Des observations, enregistrées le 4 avril 2024, ont été présentées pour la société Aiguillon Résidences en réponse cette lettre d'information.
Vu les autres pièces du dossier.
Vu :
- le code de l'urbanisme ;
- le code de justice administrative.
Les parties ont été régulièrement averties du jour de l'audience.
Ont été entendus au cours de l'audience publique :
- le rapport de M. Grondin,
- les conclusions de M. Vennéguès, rapporteur public,
- et les observations de Me Le Soudeer, substituant le Cabinet Saout, représentant Mme A et autres, de Me Donias, de la SARL F Avovats, représentant Brest métropole, et de Me Colas, de la SELARL Lexcap, représentant la société Aiguillon Résidences.
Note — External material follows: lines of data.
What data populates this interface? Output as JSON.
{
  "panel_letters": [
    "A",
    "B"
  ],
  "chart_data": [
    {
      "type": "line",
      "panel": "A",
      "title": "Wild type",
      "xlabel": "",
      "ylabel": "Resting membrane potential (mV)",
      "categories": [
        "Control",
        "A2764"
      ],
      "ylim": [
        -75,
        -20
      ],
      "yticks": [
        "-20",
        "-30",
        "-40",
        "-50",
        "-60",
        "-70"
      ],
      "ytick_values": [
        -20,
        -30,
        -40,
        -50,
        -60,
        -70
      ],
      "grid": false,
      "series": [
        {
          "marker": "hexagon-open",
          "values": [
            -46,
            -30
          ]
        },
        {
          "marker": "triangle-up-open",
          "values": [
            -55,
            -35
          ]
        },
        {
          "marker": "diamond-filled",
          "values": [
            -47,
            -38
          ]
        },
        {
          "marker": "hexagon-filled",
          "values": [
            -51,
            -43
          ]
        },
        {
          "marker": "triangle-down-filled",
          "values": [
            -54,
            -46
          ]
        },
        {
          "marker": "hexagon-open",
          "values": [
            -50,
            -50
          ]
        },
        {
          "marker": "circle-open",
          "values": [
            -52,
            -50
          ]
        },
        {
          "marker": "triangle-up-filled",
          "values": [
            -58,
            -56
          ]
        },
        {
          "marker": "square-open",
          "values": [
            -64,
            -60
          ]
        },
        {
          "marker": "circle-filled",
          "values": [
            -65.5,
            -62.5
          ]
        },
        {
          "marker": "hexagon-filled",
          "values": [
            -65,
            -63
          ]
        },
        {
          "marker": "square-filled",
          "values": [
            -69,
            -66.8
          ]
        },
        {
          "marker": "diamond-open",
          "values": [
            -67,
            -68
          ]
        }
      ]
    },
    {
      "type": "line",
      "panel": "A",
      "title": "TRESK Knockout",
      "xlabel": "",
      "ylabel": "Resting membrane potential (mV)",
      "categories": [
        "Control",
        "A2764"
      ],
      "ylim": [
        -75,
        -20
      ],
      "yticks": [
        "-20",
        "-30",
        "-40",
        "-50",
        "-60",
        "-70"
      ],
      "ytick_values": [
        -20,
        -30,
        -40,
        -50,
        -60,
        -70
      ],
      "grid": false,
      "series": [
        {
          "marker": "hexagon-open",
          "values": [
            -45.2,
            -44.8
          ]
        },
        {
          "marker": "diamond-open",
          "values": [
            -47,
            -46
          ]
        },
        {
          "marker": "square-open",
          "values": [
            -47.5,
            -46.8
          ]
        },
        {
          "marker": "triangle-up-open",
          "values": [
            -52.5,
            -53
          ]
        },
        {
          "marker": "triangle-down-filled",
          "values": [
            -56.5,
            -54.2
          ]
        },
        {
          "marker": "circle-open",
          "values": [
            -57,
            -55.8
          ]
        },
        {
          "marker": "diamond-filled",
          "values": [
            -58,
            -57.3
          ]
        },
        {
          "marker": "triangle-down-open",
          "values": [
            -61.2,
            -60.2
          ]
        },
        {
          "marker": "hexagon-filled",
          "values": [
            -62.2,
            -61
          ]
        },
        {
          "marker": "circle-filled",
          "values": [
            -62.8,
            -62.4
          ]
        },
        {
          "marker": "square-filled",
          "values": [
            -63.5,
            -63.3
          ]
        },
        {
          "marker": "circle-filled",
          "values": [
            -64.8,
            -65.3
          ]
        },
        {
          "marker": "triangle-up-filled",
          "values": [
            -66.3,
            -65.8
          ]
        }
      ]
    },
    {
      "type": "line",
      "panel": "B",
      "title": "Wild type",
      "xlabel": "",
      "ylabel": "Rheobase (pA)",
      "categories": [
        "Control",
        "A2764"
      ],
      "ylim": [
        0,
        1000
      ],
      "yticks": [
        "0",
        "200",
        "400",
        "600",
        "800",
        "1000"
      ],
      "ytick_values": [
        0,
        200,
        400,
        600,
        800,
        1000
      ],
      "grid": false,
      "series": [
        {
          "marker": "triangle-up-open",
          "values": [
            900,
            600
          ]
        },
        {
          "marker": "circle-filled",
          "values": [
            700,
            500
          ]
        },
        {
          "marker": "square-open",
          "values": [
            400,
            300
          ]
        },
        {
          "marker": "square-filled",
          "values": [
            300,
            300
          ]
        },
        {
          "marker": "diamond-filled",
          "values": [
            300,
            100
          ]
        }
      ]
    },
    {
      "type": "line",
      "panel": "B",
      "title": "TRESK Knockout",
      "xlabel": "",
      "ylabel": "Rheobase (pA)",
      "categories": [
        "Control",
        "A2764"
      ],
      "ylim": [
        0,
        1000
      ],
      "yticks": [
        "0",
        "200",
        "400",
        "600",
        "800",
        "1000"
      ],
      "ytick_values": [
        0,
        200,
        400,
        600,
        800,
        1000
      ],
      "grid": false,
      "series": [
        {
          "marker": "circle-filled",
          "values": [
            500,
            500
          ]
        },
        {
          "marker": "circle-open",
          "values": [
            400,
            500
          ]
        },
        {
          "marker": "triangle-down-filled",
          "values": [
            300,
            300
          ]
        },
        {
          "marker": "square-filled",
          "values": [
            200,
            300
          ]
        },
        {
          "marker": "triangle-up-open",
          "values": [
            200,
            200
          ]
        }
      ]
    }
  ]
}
Une note en délibéré, présentée pour Mme A et autres, a été enregistrée le 9 avril 2024.
Considérant ce qui suit :
1. La société Aiguillon Résidences est spécialisée dans l'activité de promotion immobilière. Le 22 décembre 2021, elle a déposé auprès des services de Brest métropole une demande de permis en vue de construire un immeuble de quinze logements sur la parcelle cadastrée section CP n° 646. Cette demande a été complétée le 29 mars suivant. Ce permis a été délivré par un arrêté du 21 juin 2022, conduisant Mme A, M. B, Mme J ainsi que M. et Mme C, en qualité de voisins du projet litigieux, à en demander l'annulation. Leurs recours gracieux ont fait l'objet de rejets par trois décisions du 21 octobre 2022. Par la présente requête, Mme A, M. B, Mme J ainsi que M. et Mme C demandent au tribunal, dans le dernier état de leurs écritures, d'annuler l'arrêté du 21 juin 2022 ainsi que l'arrêté du 8 mars 2024 valant permis de construire modificatif.
Sur les conclusions à fin d'annulation du permis de construire délivré le 21 juin 2022 :
En ce qui concerne la compétence :
2. Aux termes de l'article L. 422-1 du code de l'urbanisme : " L'autorité compétente pour délivrer le permis de construire, d'aménager ou de démolir et pour se prononcer sur un projet faisant l'objet d'une déclaration préalable est : a) Le maire, au nom de la commune () ". Aux termes de l'article L. 422-3 du même code : " Lorsqu'une commune fait partie d'un établissement public de coopération intercommunale, elle peut, en accord avec cet établissement, lui déléguer la compétence prévue au a de l'article L. 422-1 qui est alors exercée par le président de l'établissement public au nom de l'établissement ".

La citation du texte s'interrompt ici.